Category: Digital Marketing | 2 min read
I put that photo at the start because you’re going to need to relax before reading this. It’s the kind of thing that might make you a little bit angry.
When I first got into digital marketing I fell in love with one very important aspect of it:
Everything I did could be measured and I could point at the results. “Look boss, we spent $2 but earned $3 in revenue!”
Showing financial results from a campaign was absolutely amazing, as well as being a quick way to getting myself a nice little raise.
There’s something old school marketers have known about for years that us digital folks are still a bit behind on though:
CPA and Return on Ad Spend aren’t the only things that matter.
If they were, lets be honest, no one would ever run TV ads or bother with PR campaigns that just get you a bunch of bounced hits from people who never return.
Google helped us figure out that brand campaigns can be helpful, so we started doing that, but what about all that fancy offline stuff that costs insane amounts of money? Why bother with display?
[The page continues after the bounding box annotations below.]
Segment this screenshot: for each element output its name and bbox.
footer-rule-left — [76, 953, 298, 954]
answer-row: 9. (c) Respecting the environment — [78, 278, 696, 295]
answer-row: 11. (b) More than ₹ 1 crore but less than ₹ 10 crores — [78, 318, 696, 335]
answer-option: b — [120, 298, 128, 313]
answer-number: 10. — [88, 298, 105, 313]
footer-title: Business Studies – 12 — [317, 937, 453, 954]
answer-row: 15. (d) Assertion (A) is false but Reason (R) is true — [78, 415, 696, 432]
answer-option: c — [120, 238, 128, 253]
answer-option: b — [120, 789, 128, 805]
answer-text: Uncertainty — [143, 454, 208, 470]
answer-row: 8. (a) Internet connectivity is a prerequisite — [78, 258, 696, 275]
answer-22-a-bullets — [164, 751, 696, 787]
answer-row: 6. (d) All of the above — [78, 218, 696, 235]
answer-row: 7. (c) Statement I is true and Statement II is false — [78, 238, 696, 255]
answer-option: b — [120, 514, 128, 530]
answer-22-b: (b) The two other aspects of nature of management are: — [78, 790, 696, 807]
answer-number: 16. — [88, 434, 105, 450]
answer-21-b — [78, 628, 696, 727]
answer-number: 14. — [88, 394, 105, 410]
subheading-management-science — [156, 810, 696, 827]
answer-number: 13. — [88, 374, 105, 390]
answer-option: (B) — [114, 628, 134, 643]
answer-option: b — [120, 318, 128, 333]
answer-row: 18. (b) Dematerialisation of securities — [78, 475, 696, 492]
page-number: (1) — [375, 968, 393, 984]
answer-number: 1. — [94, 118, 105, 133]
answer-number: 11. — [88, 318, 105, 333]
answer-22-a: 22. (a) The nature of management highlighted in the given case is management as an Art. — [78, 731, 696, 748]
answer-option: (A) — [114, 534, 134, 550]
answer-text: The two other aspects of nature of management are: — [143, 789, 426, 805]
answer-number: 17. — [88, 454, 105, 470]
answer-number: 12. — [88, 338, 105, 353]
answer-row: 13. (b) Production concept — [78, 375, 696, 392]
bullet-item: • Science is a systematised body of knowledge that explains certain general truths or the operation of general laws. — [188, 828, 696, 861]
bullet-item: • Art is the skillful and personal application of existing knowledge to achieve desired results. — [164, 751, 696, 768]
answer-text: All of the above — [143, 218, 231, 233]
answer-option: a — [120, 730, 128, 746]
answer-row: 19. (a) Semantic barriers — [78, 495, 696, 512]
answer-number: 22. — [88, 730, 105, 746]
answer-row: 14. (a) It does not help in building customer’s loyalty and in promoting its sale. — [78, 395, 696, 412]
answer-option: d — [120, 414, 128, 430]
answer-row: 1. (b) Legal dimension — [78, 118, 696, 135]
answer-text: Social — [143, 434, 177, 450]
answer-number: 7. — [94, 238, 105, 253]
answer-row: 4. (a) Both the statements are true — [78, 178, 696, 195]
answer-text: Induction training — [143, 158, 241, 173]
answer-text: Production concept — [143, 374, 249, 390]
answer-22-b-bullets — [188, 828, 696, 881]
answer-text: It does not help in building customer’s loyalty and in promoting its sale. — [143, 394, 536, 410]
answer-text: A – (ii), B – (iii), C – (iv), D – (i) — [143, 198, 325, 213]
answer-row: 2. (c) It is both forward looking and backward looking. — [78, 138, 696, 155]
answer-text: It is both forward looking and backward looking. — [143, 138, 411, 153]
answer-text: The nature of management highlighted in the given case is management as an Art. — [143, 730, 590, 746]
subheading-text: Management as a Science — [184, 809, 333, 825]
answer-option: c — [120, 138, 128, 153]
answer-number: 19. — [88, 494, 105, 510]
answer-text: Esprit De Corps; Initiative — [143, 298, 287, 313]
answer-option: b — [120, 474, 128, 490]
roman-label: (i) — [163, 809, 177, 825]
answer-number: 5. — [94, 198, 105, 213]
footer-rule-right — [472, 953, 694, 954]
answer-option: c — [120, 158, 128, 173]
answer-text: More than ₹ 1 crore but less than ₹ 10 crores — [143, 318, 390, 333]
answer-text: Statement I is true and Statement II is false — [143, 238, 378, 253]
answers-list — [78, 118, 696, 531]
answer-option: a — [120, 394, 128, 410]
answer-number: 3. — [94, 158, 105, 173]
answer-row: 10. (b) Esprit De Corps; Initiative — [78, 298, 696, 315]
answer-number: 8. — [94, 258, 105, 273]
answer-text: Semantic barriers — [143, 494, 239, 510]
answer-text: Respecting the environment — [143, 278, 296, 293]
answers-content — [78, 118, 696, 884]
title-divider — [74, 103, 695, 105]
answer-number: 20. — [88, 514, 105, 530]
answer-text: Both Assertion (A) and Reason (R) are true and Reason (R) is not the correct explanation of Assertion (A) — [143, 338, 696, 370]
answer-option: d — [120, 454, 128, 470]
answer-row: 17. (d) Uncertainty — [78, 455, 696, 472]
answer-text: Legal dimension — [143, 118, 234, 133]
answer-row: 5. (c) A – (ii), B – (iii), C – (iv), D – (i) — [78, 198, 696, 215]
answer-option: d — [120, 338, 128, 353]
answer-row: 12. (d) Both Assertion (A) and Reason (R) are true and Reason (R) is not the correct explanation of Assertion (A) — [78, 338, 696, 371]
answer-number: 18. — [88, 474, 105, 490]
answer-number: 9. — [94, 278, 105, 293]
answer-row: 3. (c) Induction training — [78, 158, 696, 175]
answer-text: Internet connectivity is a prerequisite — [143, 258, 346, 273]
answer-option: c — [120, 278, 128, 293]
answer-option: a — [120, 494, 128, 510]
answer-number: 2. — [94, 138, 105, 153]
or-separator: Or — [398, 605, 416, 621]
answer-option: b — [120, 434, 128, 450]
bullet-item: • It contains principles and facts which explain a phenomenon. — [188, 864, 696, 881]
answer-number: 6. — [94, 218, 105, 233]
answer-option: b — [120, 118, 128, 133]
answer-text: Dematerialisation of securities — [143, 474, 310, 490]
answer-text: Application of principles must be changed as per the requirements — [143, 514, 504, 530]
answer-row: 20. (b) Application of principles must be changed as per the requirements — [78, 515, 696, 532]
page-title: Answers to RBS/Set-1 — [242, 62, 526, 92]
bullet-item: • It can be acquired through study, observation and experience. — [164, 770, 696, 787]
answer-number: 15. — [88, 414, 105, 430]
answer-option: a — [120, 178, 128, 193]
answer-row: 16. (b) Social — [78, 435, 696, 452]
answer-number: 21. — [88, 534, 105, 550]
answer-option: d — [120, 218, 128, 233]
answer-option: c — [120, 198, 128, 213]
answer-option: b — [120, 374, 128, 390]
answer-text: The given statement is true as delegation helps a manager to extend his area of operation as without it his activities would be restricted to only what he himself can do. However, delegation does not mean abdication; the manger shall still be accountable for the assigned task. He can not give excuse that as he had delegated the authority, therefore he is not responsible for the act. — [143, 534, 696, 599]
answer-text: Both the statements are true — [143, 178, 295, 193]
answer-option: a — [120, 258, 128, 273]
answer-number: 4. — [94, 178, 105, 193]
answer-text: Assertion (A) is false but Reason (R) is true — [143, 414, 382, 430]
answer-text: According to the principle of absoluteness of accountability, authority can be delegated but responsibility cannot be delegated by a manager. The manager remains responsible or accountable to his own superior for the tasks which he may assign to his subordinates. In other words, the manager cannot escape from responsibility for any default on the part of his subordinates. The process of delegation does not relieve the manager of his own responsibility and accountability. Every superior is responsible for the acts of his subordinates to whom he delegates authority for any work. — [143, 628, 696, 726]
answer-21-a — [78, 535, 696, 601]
Did that social media stuff actually get us any kind of return?
The short answer is: you should be doing it, if you can afford it.
One word: attribution.
A few years ago a company called Adometry showed up. They told us that while our attribution models were useful (decay, time based, etc) they didn’t tell the whole story. They were quickly purchased by Google but the reasoning still stands:
Once you start attributing your results beyond the few basic models, you see that branding has a huge impact on your CPA, and in the end your ROAS.
Every single touch point the customer has with your company, including all those offline ones at the start of their journey (you know, months before they actually do a Google search to solve the problem) can help lower your cost per conversion.
Those TV ads get people to trust you enough to give you their money.
The scary part?
You can’t easily measure it. You can’t go all performance markety and start A/B testing your ads for branding value. You can’t change your bid on a TV channel and see if you can reduce it enough but still get a return of a lower CPA months down the line.
Right now we’ve barely gotten to the point of measuring the impact of TV ads for people visiting your site right away.
I can tell you of it’s importance. I have attribution reports and the like, I can see that years of branding have made a channel super cheap, but you have to figure it out for yourself.
That’s kind of the problem. You have to do it to see the results, and it takes a long time and lots of money combined with trust, things performance marketing does not gel with at all.
It’s kind of like travel. Travel is insanely rewarding. Seeing other cultures can really enrich your life but you can’t feel it unless you actually invest the time and money into it.
Sometimes you have to get humble and trust those oldschool offline marketers, they did have something right.